# Duplicate Bolt HDD questions



## mayor (Oct 31, 2018)

I have the Bolt, with an external HDD in an external enclosure, hooked up to the SATA port through a cable, because the original 2.5" drive failed. I want to duplicate the current HDD to a new drive. If I use a duplicator, what steps do I need to do? Does the new blank drive need to be formatted in a certain way before starting? I have a Windows PC, if that is needed info. 
Thanks for looking and hopefully guiding me a bit.


----------



## ThAbtO (Apr 6, 2000)

No formatting....

If you were to duplicate the drive, it would be the same size (should the newer drive is bigger) ... You should use MFSTools 3.x to copy and expand.


----------



## V7Goose (May 28, 2005)

You should give us more information about what you are trying to do. WHY are you duplicating the drive? If going to a larger drive, MFSTools is easy and best option (in my opinion). If just making an exact copy on same size new drive, MFSTools will work, but so will a cloning dock.

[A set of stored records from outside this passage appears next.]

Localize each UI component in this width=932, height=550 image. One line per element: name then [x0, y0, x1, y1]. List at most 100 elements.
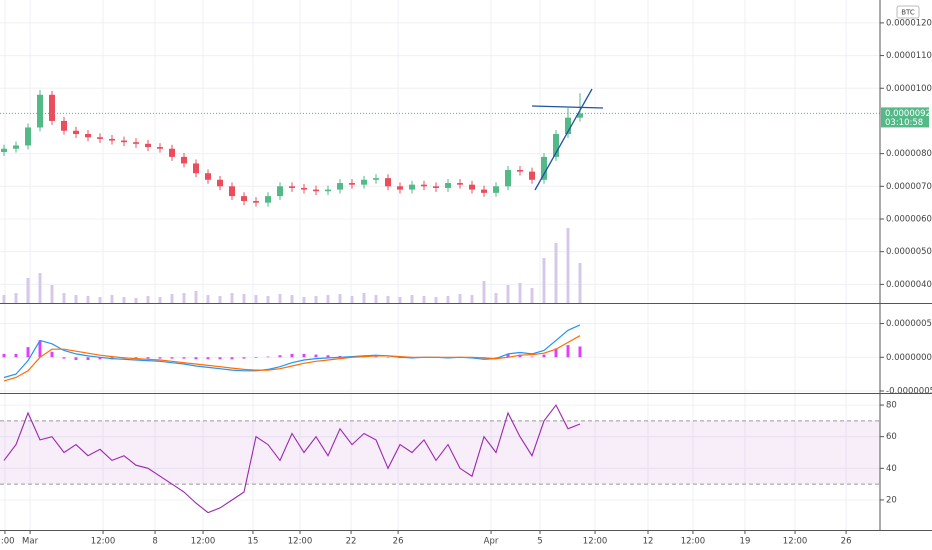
- volume-bar: [542, 258, 546, 303]
- x-tick-label: 12:00: [191, 537, 216, 547]
- volume-bar: [218, 296, 222, 303]
- macd-histogram-bar: [14, 353, 18, 358]
- volume-bar: [242, 294, 246, 303]
- volume-bar: [230, 293, 234, 303]
- volume-bar: [290, 295, 294, 303]
- volume-bar: [98, 297, 102, 303]
- candle-body: [577, 113, 583, 118]
- volume-bar: [338, 294, 342, 303]
- candle-body: [325, 189, 331, 192]
- volume-bar: [26, 278, 30, 303]
- currency-badge[interactable]: [896, 5, 920, 19]
- last-price-tag: [881, 107, 929, 128]
- volume-bar: [386, 296, 390, 303]
- y-tick-label: 60: [886, 432, 897, 442]
- volume-bar: [38, 273, 42, 303]
- macd-histogram-bar: [302, 353, 306, 358]
- candle-body: [265, 196, 271, 203]
- x-tick-label: 12: [643, 537, 654, 547]
- candle-body: [553, 134, 559, 157]
- x-tick-label: 12:00: [783, 537, 808, 547]
- candle-body: [193, 163, 199, 174]
- volume-bar: [326, 295, 330, 303]
- candle-body: [385, 178, 391, 187]
- trend-line-horizontal: [531, 105, 604, 109]
- macd-histogram-bar: [134, 357, 138, 359]
- candle-body: [157, 147, 163, 149]
- candle-body: [169, 148, 175, 157]
- trend-line-rising: [534, 88, 593, 191]
- macd-histogram-bar: [194, 357, 198, 360]
- volume-bar: [554, 243, 558, 303]
- mark-layer: [0, 89, 880, 514]
- macd-histogram-bar: [374, 356, 378, 358]
- volume-bar: [110, 295, 114, 303]
- candle-body: [529, 171, 535, 180]
- macd-histogram-bar: [314, 354, 318, 358]
- volume-bar: [14, 293, 18, 303]
- volume-bar: [494, 293, 498, 303]
- volume-bar: [74, 295, 78, 303]
- volume-bar: [506, 285, 510, 303]
- macd-histogram-bar: [50, 351, 54, 358]
- candle-body: [217, 179, 223, 187]
- macd-histogram-bar: [326, 355, 330, 358]
- x-tick-label: 12:00: [288, 537, 313, 547]
- x-tick-label: 12:00: [583, 537, 608, 547]
- candle-body: [133, 142, 139, 144]
- macd-histogram-bar: [170, 357, 174, 359]
- macd-histogram-bar: [254, 357, 258, 358]
- volume-bar: [530, 288, 534, 303]
- candle-body: [205, 173, 211, 180]
- macd-histogram-bar: [578, 346, 582, 358]
- candle-body: [229, 186, 235, 197]
- volume-bar: [182, 293, 186, 303]
- last-price-label: 0.00000923: [885, 109, 932, 119]
- candle-body: [457, 183, 463, 185]
- macd-histogram-bar: [158, 357, 162, 359]
- candle-body: [445, 183, 451, 188]
- candle-body: [397, 186, 403, 190]
- candle-body: [337, 183, 343, 190]
- candle-body: [469, 184, 475, 190]
- macd-histogram-bar: [2, 353, 6, 358]
- macd-histogram-bar: [206, 357, 210, 360]
- candle-body: [145, 143, 151, 148]
- macd-histogram-bar: [182, 357, 186, 359]
- macd-histogram-bar: [62, 357, 66, 359]
- candle-body: [433, 186, 439, 188]
- volume-bar: [62, 293, 66, 303]
- currency-label: BTC: [901, 9, 915, 17]
- x-tick-label: Apr: [484, 537, 499, 547]
- volume-bar: [266, 296, 270, 303]
- x-tick-label: 26: [841, 537, 852, 547]
- x-tick-label: 5: [537, 537, 542, 547]
- candle-body: [541, 156, 547, 180]
- volume-bar: [350, 296, 354, 303]
- volume-bar: [170, 294, 174, 303]
- y-tick-label: 20: [886, 495, 897, 505]
- volume-bar: [422, 296, 426, 303]
- volume-bar: [134, 298, 138, 303]
- candle-body: [361, 179, 367, 185]
- candle-body: [61, 120, 67, 131]
- macd-histogram-bar: [74, 357, 78, 360]
- candle-body: [517, 169, 523, 172]
- candle-body: [421, 184, 427, 187]
- macd-histogram-bar: [278, 355, 282, 358]
- candle-body: [253, 201, 259, 203]
- volume-bar: [566, 228, 570, 303]
- candle-body: [313, 189, 319, 192]
- rsi-line: [3, 404, 581, 514]
- macd-histogram-bar: [506, 353, 510, 358]
- candle-body: [121, 140, 127, 143]
- x-tick-label: 26: [393, 537, 404, 547]
- candle-body: [49, 94, 55, 121]
- macd-histogram-bar: [542, 354, 546, 358]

Be aware that you can easily loose ALL recordings on a Bolt by swapping drives if you do not understand what you are doing. If you clone the drive, then the new clone should boot just fine and still have the recordings, but if you then try to put the last drive back in (the one that you cloned), it will wipe that drive, and then if you try to go back to the clone, it will wipe that drive too!


----------



## jmbach (Jan 1, 2009)

mayor said:


> I have the Bolt, with an external HDD in an external enclosure, hooked up to the SATA port through a cable, because the original 2.5" drive failed. I want to duplicate the current HDD to a new drive. If I use a duplicator, what steps do I need to do? Does the new blank drive need to be formatted in a certain way before starting? I have a Windows PC, if that is needed info.
> Thanks for looking and hopefully guiding me a bit.


As ThAbtO stated.
A duplicator needs no prep to duplicate the drive. It copies bit for bit. The target drive should be as large or larger than the source drive.


----------